Ob im Chat oder per Post – Rekrutenwerbung ist ein harter Job

Von René Heilig *

Offiziell ist das Verteidigungsministerium zufrieden mit dem Interesse junger Menschen am freiwilligen Wehrdienst. Verteidigungsminister Thomas de Maizière (CDU) hatte nach dem Aussetzen der Wehrpflicht im Juli 2011 als jährliches Ziel 5000 bis 12 500 Freiwillige ausgegeben.

Früher war alles einfacher. Brauchte man Kanonenfutter für den Krieg, so schickten Majestät einfach seine Webel aus. Die fuhren über Land, luden junge Kerle in die Schenken ein, um sie dann sturzbetrunken auf den Karren zu werfen. Am nächsten Morgen trug dann ihre Beute bereits des Kaisers bunten Rock.
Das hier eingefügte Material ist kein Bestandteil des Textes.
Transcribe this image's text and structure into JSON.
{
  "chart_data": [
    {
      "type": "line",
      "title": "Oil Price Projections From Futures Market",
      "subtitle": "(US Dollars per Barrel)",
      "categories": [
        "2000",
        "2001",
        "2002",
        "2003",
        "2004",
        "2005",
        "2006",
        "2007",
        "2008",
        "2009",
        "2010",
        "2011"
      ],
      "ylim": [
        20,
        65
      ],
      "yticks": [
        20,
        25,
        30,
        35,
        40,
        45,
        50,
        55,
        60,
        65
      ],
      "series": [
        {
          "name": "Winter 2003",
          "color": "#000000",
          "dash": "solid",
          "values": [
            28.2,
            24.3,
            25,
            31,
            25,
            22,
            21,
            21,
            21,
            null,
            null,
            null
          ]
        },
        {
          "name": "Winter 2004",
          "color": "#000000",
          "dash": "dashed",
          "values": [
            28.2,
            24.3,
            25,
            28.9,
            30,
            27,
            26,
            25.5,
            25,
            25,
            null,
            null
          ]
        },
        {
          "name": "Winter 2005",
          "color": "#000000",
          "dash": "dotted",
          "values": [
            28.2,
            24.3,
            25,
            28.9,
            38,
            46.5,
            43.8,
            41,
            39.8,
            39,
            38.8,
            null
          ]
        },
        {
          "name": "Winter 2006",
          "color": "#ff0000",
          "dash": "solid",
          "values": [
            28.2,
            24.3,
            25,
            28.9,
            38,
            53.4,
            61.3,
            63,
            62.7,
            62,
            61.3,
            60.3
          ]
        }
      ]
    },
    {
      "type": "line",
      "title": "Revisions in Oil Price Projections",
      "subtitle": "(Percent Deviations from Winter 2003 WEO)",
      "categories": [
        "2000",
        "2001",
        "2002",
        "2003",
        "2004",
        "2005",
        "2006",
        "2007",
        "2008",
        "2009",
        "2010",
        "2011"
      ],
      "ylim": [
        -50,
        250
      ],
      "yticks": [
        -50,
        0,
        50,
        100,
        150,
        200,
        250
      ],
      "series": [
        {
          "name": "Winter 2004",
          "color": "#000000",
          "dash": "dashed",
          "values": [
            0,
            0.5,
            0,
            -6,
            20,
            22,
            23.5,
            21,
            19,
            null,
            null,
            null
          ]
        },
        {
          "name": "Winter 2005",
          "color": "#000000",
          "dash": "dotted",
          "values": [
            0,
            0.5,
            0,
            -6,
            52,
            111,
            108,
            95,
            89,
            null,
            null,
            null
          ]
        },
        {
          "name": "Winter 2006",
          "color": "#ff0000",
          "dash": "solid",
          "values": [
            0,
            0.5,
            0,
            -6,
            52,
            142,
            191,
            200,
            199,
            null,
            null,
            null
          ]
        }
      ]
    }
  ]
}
Vorbei. Heute muss man mehr investieren als ein paar Becher Wein. Und ohne Chat geht gar nichts mehr. Ist der anonym, so muss ein jeder, der sich darin tummelt, mit der Lüge leben können. Die fängt bereits bei der Aufmachung von Bundeswehr-Karriere an. Gezeigt wird eine junge nette Feldwebelin – Chatpartner ist ein Beamter des Karrierecenter München.
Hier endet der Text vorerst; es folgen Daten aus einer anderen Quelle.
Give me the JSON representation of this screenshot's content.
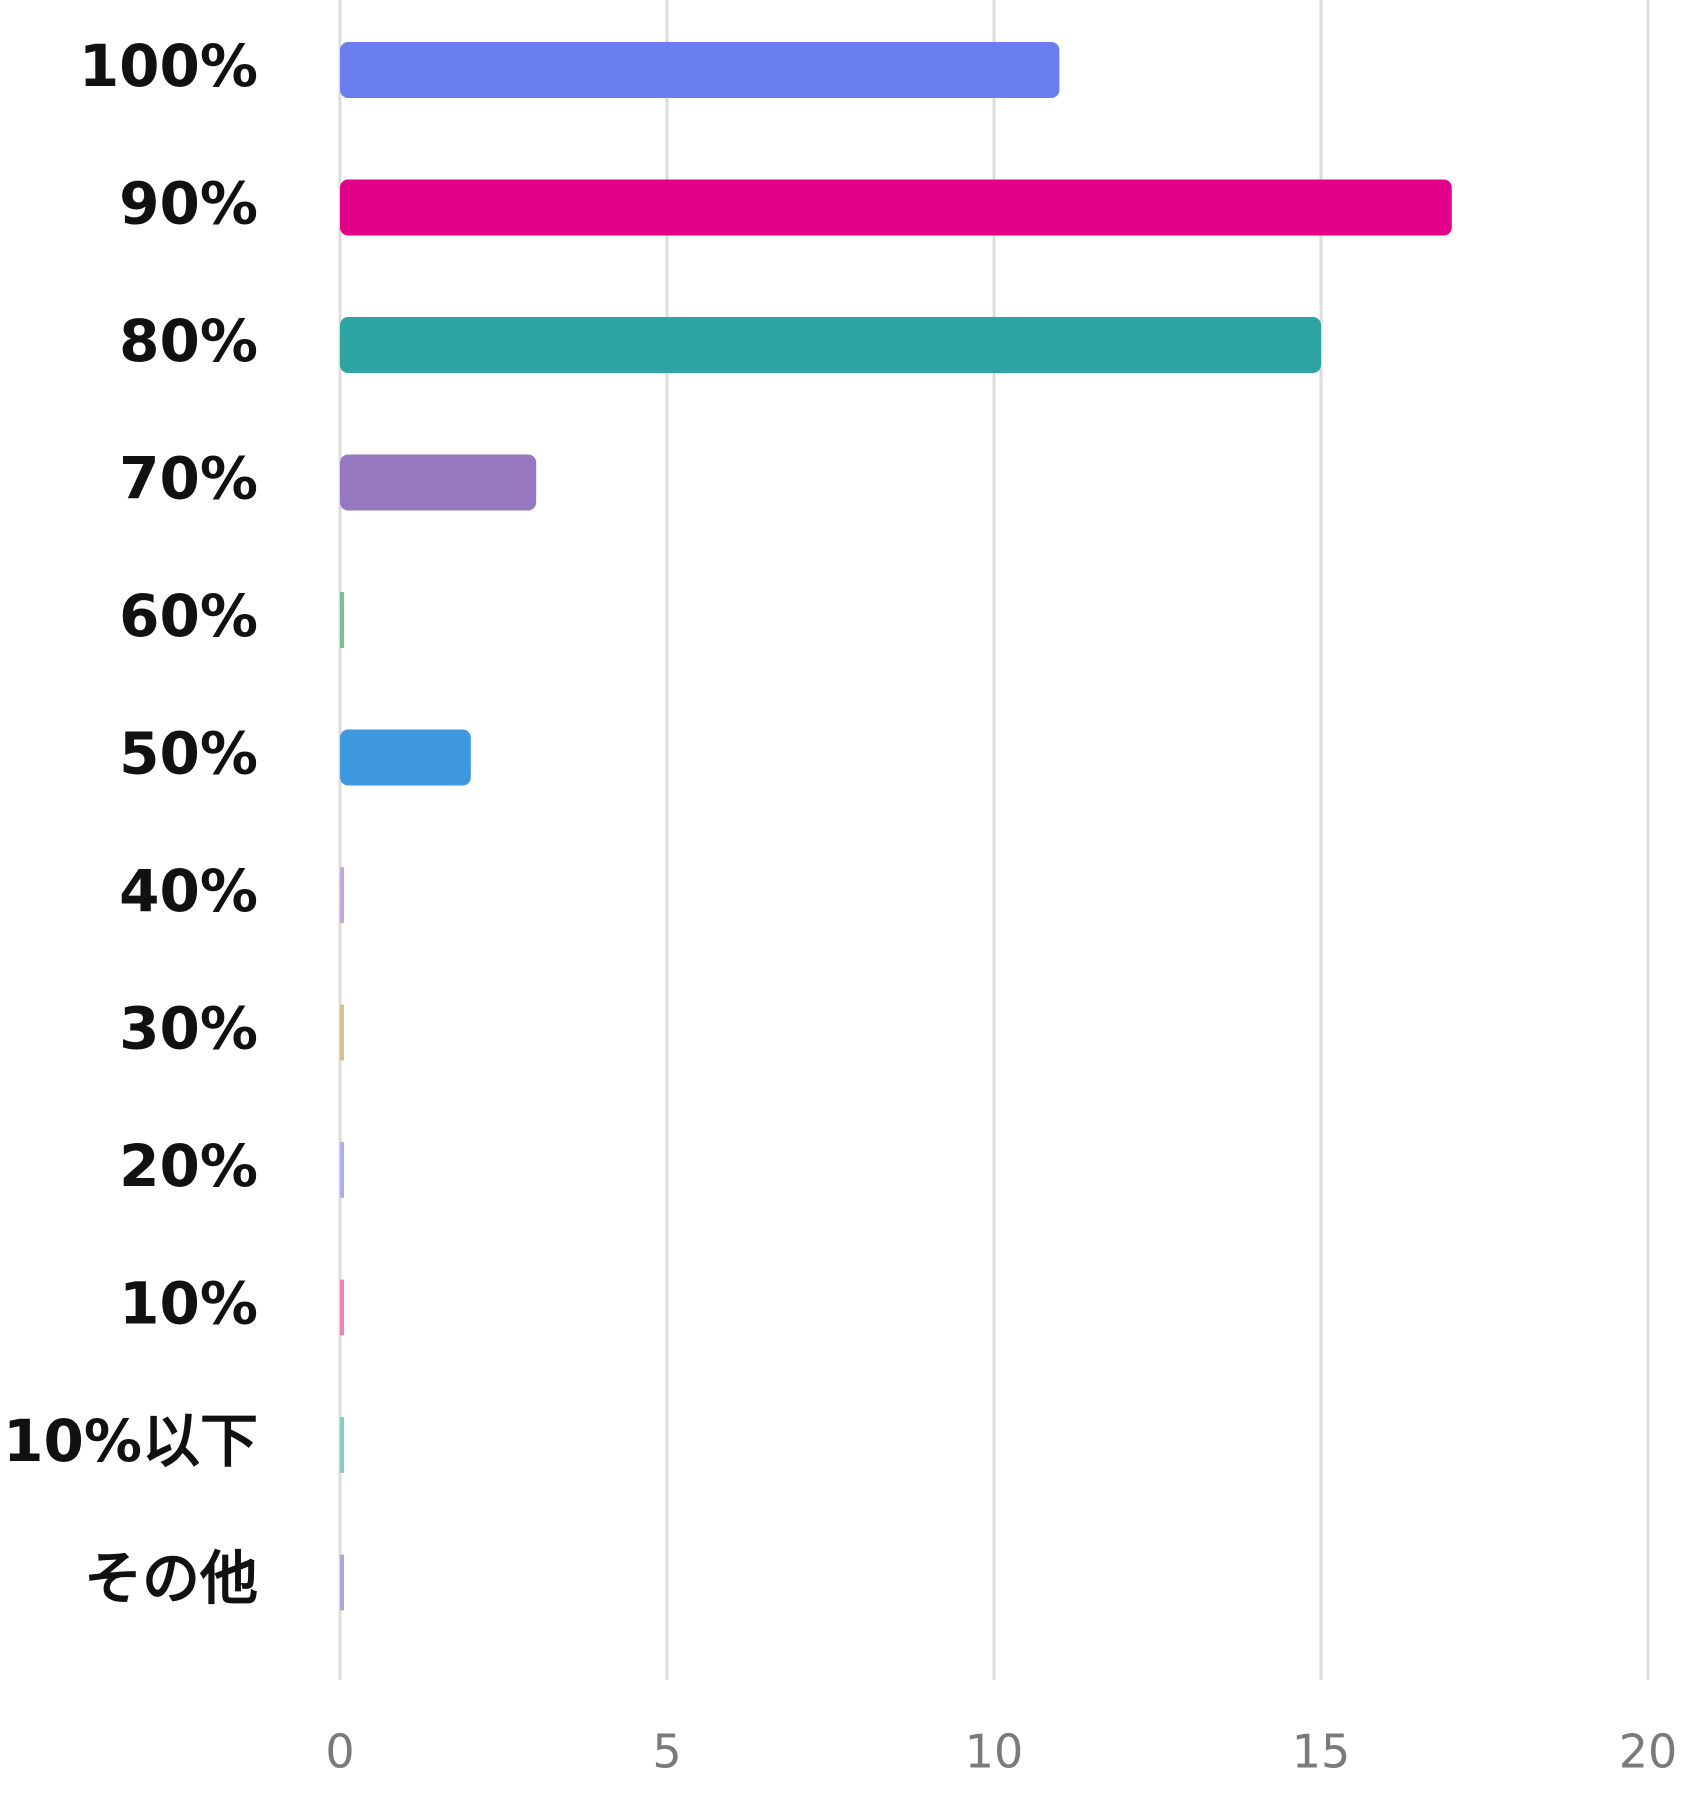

Doch nicht alles, was er tippt, ist fern der Realität. So versucht er gar nicht erst, die Grundausbildung schön zu reden, schließlich müsse man auf die »spätere Tätigkeit als Soldat und die Auslandseinsätze vorbereiten«. Auslandseinsätze? Das Stichwort gibt Anlass zum weiteren Dialog. Muss man ins Ausland, als Soldat? Man müsse »auf jeden Fall damit rechnen«. Den Einwand, Afghanistan sei doch gefährlich, lässt der Beamte gelten, wie viele deutsche Soldaten da schon umgekommen sind, kann er jedoch »nicht genau sagen«. Doch er beeilt sich zu versichern, dass man Anspruch auf unentgeltliche truppenärztliche Versorgung habe und es ein Einsatzweiterverwendungsgesetz gebe, wenn man nicht mehr dienstfähig ist. Nicht dienstfähig kann auch heißen ... Tot? Die Antwort kommt sofort: Man sei »auch dann finanziell versorgt«. Gut zu wissen, vielen Dank!

In einer Antwort auf eine Anfrage der Bundestags-Linksfraktion hat nun die Bundeswehr ein wenig über ihre Werbestrategie verraten.

2012 hatte die Bundeswehr eine durchschnittliche Personalstärke von 55 462 Berufssoldatinnen und -soldaten, 126 894 Soldaten auf Zeit und 15 551 Freiwilligen Wehrdienst Leistenden. Nachschub ist erforderlich – und so, als wäre die Wehrpflicht nie ausgesetzt worden, schicken die Meldebehörden daher die Namen und Adressen sämtlicher möglichen Rekruten an das Bundesamt für Wehrverwaltung. 2012 beispielsweise waren das die Datensätze von 720 000 jungen Männern und Frauen. Und genau so viele Personen wurden von der Bundeswehr mit Post bedacht. »Planen Sie zur Zeit Ihren weiteren beruflichen Lebensweg?«, fragt da einer »der größten Arbeitgeber Deutschlands«.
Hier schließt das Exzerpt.